[llvm] [mlir] {OpenMP][OpenMPIRBuilder]Add ReductionInfoManager (PR #81300)

Jan Leyonberg via llvm-commits llvm-commits at lists.llvm.org
Fri Feb 9 11:08:06 PST 2024


https://github.com/jsjodin created https://github.com/llvm/llvm-project/pull/81300

Add reduction info manager that will be used to communicate information between distribute and workshare lowerings.

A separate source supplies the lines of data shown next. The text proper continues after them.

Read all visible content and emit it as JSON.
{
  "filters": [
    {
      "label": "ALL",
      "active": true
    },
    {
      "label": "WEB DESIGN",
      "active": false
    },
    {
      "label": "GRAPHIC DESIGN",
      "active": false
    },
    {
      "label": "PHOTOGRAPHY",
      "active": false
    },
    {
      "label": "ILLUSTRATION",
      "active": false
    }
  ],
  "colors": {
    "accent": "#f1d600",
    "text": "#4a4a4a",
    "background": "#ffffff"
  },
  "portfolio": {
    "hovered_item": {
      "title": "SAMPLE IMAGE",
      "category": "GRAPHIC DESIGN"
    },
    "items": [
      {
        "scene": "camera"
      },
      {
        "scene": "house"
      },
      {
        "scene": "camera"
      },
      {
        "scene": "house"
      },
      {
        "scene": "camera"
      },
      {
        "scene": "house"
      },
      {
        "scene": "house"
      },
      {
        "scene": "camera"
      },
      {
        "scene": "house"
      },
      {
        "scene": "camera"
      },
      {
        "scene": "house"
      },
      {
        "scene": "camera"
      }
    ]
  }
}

>From 763b01fb06679f40efb235899476bb8e7378d487 Mon Sep 17 00:00:00 2001
From: Jan Leyonberg <jan_sjodin at yahoo.com>
Date: Fri, 9 Feb 2024 14:00:18 -0500
Subject: [PATCH] {OpenMP][OpenMPIRBuilder]Add ReductionInfoManager

Add reduction info manager that will be used to communicate information between
distribute and workshare lowerings.
---
 .../llvm/Frontend/OpenMP/OMPIRBuilder.h       |  63 ++++++++-
 .../OpenMP/OpenMPToLLVMIRTranslation.cpp      | 120 +++++++-----------
 mlir/test/Target/LLVMIR/openmp-reduction.mlir |   2 +-
 3 files changed, 108 insertions(+), 77 deletions(-)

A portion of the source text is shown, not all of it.